Followers

Friday 18 December 2015

John Brown leaves his body to folklore, 1859



2nd December 1859 was the day on which John Brown was hanged and his body consigned to the grave, “but his soul goes marching on”.

John Brown was a drifter who tried his hand at various occupations but failed in everything apart from producing a large family who followed him across several American states as he sought work to support them.

One thing that John Brown was passionate about was his opposition to slavery, and he had few reservations about using violence to promote his cause. In the Kansas Territory he led a night raid against a slave-holding community in which five men were beaten to death.

The culmination of Brown’s campaign was an armed raid, by a band of sixteen white and five black men, on the federal armoury at Harper’s Ferry in what is now West Virginia. After an initial exchange of fire in which two non-combatants were killed, Brown’s men took about 60 hostages and waited in the armoury for what they hoped would be a slave uprising.

However, all that happened was that first the state militia and then the US Marines (led by Colonel Robert E Lee) stormed the armoury, killed ten of Brown’s troops including two of his sons and captured John Brown himself.
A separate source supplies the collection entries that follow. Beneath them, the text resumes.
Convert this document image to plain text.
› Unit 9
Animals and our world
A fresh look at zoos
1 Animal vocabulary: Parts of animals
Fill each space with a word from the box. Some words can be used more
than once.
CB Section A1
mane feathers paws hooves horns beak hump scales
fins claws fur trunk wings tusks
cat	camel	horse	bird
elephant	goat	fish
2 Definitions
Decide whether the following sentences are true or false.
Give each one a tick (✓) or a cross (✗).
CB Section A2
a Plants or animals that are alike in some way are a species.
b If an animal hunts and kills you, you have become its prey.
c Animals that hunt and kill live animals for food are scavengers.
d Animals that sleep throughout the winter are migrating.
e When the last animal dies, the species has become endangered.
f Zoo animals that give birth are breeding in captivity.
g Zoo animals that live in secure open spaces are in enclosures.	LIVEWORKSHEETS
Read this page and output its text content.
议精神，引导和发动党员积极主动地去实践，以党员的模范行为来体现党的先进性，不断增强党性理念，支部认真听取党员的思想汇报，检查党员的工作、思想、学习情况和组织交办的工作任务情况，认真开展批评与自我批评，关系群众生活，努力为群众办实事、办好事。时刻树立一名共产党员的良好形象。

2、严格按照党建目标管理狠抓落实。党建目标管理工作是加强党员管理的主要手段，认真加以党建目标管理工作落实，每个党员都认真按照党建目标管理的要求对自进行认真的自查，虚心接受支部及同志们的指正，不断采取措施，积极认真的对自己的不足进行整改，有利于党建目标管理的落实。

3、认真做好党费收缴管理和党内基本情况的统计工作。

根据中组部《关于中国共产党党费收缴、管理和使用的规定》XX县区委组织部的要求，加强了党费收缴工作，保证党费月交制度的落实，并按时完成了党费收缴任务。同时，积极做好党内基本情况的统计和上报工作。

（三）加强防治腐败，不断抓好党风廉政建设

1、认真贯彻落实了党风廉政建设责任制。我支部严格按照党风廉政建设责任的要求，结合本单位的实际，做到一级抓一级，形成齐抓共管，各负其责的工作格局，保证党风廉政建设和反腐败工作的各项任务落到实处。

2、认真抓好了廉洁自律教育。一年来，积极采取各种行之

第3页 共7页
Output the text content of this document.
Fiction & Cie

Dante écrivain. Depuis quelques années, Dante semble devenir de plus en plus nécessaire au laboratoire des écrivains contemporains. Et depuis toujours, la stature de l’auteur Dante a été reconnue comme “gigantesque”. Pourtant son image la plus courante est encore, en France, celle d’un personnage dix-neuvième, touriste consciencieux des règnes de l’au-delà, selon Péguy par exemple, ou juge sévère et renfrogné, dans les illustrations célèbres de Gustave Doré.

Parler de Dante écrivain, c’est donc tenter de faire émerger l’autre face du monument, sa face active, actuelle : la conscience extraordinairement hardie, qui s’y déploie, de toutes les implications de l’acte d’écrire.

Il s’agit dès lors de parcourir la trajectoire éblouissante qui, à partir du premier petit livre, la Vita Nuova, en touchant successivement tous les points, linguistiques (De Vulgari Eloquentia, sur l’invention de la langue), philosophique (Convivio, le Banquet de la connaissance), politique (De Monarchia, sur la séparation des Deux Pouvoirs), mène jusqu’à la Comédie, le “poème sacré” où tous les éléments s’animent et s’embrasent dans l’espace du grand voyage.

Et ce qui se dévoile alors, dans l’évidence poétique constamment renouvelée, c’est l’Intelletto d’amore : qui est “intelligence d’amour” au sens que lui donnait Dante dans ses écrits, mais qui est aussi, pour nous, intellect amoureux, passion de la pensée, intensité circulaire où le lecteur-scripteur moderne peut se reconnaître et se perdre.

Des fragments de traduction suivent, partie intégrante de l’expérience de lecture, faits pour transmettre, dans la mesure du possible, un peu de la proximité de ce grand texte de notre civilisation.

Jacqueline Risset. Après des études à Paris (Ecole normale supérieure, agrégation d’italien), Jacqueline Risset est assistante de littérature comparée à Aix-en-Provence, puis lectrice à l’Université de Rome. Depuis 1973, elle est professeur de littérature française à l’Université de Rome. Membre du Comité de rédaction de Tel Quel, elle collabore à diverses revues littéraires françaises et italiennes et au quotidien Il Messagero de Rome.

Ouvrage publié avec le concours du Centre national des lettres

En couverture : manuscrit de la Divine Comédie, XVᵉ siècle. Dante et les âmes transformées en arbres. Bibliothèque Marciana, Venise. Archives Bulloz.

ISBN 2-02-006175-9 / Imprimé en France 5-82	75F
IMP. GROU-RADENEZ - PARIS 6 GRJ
Not surprisingly, John Brown was sentenced to death for offences including treason and murder, and he was hanged at Charleston before a crowd of around 1,000 people. He was aged 59 at the time of his death.

The cause that John Brown had supported in his own brutal and unsuccessful fashion was not a lost one, and within 18 months of his death the American Civil War had broken out between the “slave” and “free” states. People in the northern states chose to ignore the methods that Brown had used and instead elevated him to the status of folk hero, hence the composition of the famous song to which Northern troops were happy to march.